Note that this is the official URL for this page:

https://exiftool.org/TagNames/MWG.html

- Phil
...where DIR is the name of a directory/folder containing the images.  On Mac/Linux, use single quotes (') instead of double quotes (") around arguments containing a dollar sign ($).

frereroy

The error is in the first message of this thread (misspelt .htmlt)
https://exiftool.org/forum/index.php/topic,9205.0.html

BTW, to only treat jpg files can I use:

exiftool -use MWG '-Description<${Description;s/\s+$// or $_=undef}' '-Caption-Abstract<${Caption-Abstract;s/\s+$// or $_=undef}' *.jpg -overwrite_original -r /Users/roy/Desktop/phil

TIA

StarGeek

* Did you read FAQ #3 and use the command listed there?
* Please use the Code button for exiftool code/output.
 
* Please include your OS, Exiftool version, and type of file you're processing (MP4, JPG, etc).

frereroy

OK, I got it. (-ext JPG)

For Windows:

exiftool -ext JPG -use MWG "-Description<${Description;s/\s+$// or $_=undef}" "-Caption-Abstract<${Caption-Abstract;s/\s+$// or $_=undef}" -overwrite_original -r /Users/roy/Desktop/Photothèque

frereroy

Is there a switch that will allow parsing accented directory names in Windows 7 West european?

TIA

Phil Harvey

If you are passing special characters in file names on the command line, you must set the -charset filename=XXX option to set the character set to whatever you are using.  See here for more information.

- Phil
...where DIR is the name of a directory/folder containing the images.  On Mac/Linux, use single quotes (') instead of double quotes (") around arguments containing a dollar sign ($).

frereroy

Thanks. Am using the -L switch (for Windows Latin1).

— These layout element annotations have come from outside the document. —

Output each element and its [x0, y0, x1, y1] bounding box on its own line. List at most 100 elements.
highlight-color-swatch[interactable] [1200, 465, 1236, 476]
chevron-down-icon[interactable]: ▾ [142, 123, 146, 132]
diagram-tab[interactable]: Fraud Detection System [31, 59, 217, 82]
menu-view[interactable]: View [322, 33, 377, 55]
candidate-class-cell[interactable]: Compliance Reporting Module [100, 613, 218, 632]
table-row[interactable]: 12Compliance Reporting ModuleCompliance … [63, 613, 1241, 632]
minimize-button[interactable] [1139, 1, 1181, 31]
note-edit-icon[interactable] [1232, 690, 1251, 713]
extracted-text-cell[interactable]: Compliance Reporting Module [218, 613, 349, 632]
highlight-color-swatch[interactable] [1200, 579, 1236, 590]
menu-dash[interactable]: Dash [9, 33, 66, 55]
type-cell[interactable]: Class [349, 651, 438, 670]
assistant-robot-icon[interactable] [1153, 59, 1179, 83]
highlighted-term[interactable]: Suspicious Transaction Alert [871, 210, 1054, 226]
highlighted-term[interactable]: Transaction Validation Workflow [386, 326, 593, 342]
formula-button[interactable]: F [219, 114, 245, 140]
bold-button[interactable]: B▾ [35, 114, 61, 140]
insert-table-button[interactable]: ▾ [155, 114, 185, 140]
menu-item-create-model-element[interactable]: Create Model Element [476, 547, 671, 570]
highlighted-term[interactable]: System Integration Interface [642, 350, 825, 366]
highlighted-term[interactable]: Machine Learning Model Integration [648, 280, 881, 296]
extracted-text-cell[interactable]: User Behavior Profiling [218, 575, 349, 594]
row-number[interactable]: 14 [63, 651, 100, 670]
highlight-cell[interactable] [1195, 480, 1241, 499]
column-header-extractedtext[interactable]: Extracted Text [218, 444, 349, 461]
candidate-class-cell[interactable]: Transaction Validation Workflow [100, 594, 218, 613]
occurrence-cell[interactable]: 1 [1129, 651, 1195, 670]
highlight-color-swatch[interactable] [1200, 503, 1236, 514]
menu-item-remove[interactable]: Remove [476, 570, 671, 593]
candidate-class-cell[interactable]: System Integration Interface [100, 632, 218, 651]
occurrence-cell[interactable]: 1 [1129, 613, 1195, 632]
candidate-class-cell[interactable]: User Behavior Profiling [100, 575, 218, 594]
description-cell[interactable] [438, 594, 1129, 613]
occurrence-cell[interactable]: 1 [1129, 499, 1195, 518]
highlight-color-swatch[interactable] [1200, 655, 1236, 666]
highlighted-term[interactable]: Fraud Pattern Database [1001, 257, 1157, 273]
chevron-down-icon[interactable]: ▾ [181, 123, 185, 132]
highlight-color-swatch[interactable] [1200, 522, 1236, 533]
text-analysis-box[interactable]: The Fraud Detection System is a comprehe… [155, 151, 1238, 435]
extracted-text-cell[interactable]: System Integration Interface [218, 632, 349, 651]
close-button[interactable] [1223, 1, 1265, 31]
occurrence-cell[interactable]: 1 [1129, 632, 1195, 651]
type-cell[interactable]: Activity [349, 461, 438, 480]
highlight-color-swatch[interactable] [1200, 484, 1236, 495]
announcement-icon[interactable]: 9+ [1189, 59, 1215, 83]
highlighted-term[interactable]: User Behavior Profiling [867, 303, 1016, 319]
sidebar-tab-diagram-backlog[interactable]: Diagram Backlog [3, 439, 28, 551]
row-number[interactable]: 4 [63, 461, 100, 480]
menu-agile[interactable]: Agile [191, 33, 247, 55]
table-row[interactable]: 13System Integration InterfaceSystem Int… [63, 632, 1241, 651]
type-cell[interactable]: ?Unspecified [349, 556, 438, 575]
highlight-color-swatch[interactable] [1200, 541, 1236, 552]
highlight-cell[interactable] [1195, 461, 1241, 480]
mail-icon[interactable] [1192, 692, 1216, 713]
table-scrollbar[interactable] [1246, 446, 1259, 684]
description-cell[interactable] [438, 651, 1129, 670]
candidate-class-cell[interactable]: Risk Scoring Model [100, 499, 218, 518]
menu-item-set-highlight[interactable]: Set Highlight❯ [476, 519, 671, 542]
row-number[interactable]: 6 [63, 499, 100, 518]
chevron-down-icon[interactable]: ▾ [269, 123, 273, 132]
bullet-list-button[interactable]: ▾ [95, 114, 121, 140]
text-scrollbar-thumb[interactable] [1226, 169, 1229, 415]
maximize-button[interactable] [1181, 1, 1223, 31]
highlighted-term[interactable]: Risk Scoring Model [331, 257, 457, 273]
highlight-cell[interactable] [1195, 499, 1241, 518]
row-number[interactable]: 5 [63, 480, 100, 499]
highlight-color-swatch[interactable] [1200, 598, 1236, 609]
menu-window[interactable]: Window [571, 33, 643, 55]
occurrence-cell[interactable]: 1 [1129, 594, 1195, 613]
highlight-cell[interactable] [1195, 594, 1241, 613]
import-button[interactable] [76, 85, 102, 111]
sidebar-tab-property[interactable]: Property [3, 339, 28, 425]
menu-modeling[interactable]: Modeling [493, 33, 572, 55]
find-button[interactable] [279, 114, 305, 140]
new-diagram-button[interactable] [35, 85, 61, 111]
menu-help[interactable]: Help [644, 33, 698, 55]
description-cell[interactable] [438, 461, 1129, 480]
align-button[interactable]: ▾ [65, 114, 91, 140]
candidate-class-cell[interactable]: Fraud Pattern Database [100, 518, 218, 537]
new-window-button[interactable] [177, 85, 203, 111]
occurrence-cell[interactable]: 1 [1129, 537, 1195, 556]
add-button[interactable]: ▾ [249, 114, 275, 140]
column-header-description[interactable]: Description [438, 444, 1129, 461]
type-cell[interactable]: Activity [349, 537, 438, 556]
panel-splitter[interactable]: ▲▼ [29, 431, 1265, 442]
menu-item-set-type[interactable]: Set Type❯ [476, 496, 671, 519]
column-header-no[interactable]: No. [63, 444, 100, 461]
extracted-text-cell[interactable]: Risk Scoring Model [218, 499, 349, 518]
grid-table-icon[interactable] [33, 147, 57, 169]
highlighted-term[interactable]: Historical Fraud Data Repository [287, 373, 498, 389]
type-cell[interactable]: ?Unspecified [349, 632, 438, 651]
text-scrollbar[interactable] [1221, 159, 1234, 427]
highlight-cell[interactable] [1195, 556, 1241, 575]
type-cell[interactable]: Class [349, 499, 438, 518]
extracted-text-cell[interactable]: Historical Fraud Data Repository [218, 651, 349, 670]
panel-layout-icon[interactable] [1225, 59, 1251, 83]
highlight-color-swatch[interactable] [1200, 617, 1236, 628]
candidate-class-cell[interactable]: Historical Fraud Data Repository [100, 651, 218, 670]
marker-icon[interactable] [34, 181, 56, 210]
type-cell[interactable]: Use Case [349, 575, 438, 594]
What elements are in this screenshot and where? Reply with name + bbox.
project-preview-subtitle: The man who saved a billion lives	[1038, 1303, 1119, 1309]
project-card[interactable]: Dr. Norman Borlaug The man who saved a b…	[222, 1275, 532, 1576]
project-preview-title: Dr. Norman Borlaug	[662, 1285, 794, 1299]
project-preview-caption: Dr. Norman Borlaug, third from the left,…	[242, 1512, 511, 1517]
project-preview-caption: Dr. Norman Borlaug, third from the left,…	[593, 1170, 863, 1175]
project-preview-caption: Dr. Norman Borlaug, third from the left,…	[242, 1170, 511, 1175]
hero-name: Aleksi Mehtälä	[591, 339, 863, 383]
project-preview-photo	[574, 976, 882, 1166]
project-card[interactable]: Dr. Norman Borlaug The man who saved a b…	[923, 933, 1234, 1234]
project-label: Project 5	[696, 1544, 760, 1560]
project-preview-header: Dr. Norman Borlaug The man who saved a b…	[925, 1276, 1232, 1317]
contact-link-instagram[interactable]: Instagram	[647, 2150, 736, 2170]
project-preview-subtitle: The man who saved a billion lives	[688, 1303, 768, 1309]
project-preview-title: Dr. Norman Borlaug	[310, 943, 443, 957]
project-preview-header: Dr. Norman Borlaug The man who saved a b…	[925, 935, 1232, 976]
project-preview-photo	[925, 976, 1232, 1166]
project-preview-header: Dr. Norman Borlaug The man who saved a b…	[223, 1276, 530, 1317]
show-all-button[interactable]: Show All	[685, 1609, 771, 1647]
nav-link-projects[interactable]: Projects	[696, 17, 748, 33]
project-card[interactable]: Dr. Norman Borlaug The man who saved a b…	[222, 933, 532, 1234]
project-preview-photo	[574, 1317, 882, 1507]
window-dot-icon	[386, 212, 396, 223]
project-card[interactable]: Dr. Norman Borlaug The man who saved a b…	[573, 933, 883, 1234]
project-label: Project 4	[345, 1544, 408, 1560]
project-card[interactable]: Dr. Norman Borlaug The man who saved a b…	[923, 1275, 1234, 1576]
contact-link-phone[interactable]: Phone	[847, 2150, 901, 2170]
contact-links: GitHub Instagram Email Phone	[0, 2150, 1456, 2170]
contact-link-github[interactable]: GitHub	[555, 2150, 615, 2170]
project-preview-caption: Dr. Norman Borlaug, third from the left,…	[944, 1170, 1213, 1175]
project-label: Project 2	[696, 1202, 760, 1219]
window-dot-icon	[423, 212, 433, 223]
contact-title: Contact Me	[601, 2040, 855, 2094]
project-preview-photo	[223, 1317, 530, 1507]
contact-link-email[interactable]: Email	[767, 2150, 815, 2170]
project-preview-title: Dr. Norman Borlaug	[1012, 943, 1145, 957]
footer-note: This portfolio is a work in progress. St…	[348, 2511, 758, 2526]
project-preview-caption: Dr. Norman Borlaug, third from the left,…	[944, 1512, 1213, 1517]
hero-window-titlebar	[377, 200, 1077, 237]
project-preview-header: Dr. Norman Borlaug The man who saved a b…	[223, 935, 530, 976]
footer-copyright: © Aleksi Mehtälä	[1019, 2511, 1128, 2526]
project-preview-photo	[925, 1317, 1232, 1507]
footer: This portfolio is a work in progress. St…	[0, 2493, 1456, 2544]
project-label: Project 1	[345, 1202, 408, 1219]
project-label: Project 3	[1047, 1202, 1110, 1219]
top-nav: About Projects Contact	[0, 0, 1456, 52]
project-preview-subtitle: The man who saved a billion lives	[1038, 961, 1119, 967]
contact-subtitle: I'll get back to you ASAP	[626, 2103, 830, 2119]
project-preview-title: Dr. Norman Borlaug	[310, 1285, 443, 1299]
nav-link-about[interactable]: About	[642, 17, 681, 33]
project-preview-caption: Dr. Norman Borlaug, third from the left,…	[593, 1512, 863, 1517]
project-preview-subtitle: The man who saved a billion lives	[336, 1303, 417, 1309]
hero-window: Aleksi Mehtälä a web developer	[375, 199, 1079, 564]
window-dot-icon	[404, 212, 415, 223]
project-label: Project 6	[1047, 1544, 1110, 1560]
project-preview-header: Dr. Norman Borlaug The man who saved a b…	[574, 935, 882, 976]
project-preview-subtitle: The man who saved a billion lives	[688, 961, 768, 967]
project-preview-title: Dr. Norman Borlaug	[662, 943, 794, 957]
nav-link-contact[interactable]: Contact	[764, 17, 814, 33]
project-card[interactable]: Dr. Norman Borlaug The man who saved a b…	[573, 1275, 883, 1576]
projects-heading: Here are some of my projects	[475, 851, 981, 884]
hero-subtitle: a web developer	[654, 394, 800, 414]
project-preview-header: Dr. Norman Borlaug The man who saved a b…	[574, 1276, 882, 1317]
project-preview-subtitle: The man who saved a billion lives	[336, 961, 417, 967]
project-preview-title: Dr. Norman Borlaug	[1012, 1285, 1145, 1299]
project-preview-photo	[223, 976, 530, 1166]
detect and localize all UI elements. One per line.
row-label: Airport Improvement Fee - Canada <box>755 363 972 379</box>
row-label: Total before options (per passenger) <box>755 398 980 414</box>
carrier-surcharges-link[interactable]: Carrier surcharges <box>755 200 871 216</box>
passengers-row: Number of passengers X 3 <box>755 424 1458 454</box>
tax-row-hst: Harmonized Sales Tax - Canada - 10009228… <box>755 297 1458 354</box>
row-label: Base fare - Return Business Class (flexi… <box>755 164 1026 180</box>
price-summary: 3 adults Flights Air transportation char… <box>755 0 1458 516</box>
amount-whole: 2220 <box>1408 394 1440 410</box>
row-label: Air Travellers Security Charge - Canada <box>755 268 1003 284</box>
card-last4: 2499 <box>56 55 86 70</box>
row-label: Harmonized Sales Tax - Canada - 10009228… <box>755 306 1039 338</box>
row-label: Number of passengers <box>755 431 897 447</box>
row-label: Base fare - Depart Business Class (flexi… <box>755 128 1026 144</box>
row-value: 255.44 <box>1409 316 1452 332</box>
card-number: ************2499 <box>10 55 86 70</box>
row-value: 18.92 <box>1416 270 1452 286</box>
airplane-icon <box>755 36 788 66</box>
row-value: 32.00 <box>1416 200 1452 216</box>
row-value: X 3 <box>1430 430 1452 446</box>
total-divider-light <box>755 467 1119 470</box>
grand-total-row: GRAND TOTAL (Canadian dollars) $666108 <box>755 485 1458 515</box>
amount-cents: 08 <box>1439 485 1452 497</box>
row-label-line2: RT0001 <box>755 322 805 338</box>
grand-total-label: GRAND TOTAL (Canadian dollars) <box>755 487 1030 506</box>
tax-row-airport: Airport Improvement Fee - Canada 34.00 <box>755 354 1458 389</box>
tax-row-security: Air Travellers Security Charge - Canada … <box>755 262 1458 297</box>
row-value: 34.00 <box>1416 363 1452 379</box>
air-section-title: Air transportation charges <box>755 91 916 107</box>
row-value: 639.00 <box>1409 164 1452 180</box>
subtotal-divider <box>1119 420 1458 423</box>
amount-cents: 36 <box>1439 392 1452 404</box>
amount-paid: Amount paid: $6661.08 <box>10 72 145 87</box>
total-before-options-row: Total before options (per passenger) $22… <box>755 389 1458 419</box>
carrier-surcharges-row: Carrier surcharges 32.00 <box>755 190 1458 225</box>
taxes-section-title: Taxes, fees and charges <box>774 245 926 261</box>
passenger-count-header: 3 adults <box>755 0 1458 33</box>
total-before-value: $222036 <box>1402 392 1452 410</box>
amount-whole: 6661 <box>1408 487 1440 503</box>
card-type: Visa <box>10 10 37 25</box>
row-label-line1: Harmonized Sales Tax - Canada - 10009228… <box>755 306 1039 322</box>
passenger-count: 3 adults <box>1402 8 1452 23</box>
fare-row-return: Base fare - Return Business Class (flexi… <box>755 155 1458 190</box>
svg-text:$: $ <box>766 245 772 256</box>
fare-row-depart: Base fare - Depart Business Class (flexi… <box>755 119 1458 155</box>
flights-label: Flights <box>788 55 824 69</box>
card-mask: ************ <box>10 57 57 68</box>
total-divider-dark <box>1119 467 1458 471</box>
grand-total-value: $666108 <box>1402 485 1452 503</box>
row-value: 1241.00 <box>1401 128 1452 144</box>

As the job progresses I see "funny" characters in the paths that contain accents but the filenames themselves, which do not contain accented characters, are treated correctly.

Phil Harvey

-L is for tag values.  The -charset filename=XXX option is for file/directory names.  There is some overlap because the FileName and Directory tags use both options.

Is the job working aside from seeing funny characters?  An where are you seeing them?

- Phil
...where DIR is the name of a directory/folder containing the images.  On Mac/Linux, use single quotes (') instead of double quotes (") around arguments containing a dollar sign ($).

frereroy

I am now using the following command

Quoteexiftool -ext JPG  -charset filename=Latin -use MWG "-Description<${Description;s/\s+$// or $_=undef}" "-Caption-Abstract<${Caption-Abstract;s/\s+$// or $_=undef}" -overwrite_original -r /Phototheque

The job is working well but the accented directory names show as gobbledy-gook as the lines scroll through the command line box.

Phil Harvey

If you are talking about the file name after the "====" when processing multiple files, then yes.  There is currently no character translation for the informational messages.  I should maybe look into doing this.

- Phil
...where DIR is the name of a directory/folder containing the images.  On Mac/Linux, use single quotes (') instead of double quotes (") around arguments containing a dollar sign ($).

frereroy

#20
I do not see the "===="

The funny thing is that if I write ".... -r /Phototheque" then all embedded directories with accents in their names will be processed albeit showing the odd characters on the screen while processing but if the top level directory contains an accent like ".... -r /Photothèque" then I get the error  "File not found". and the underlying directories are not parsed.


Phil Harvey

That's not funny at all.  Specifying file names with special characters is problematic as I said.  It can be done, but you must get your character sets correct.

- Phil
...where DIR is the name of a directory/folder containing the images.  On Mac/Linux, use single quotes (') instead of double quotes (") around arguments containing a dollar sign ($).

frereroy

exiftool -ext JPG -use MWG "-Description<${Description;s/\s+$// or $_=undef}" "-Caption-Abstract<${Caption-Abstract;s/\s+$// or $_=undef}" -overwrite_original -common_args -charset filename=cp1252 -r /Photothèque


Now works. i.e. the top level directory is read correctly with it's accent and parsing the directories within works inspite of showing "odd" characters on the screen instead of the accented ones.

I was rather hoping that the -common_args tag that I added would correct this.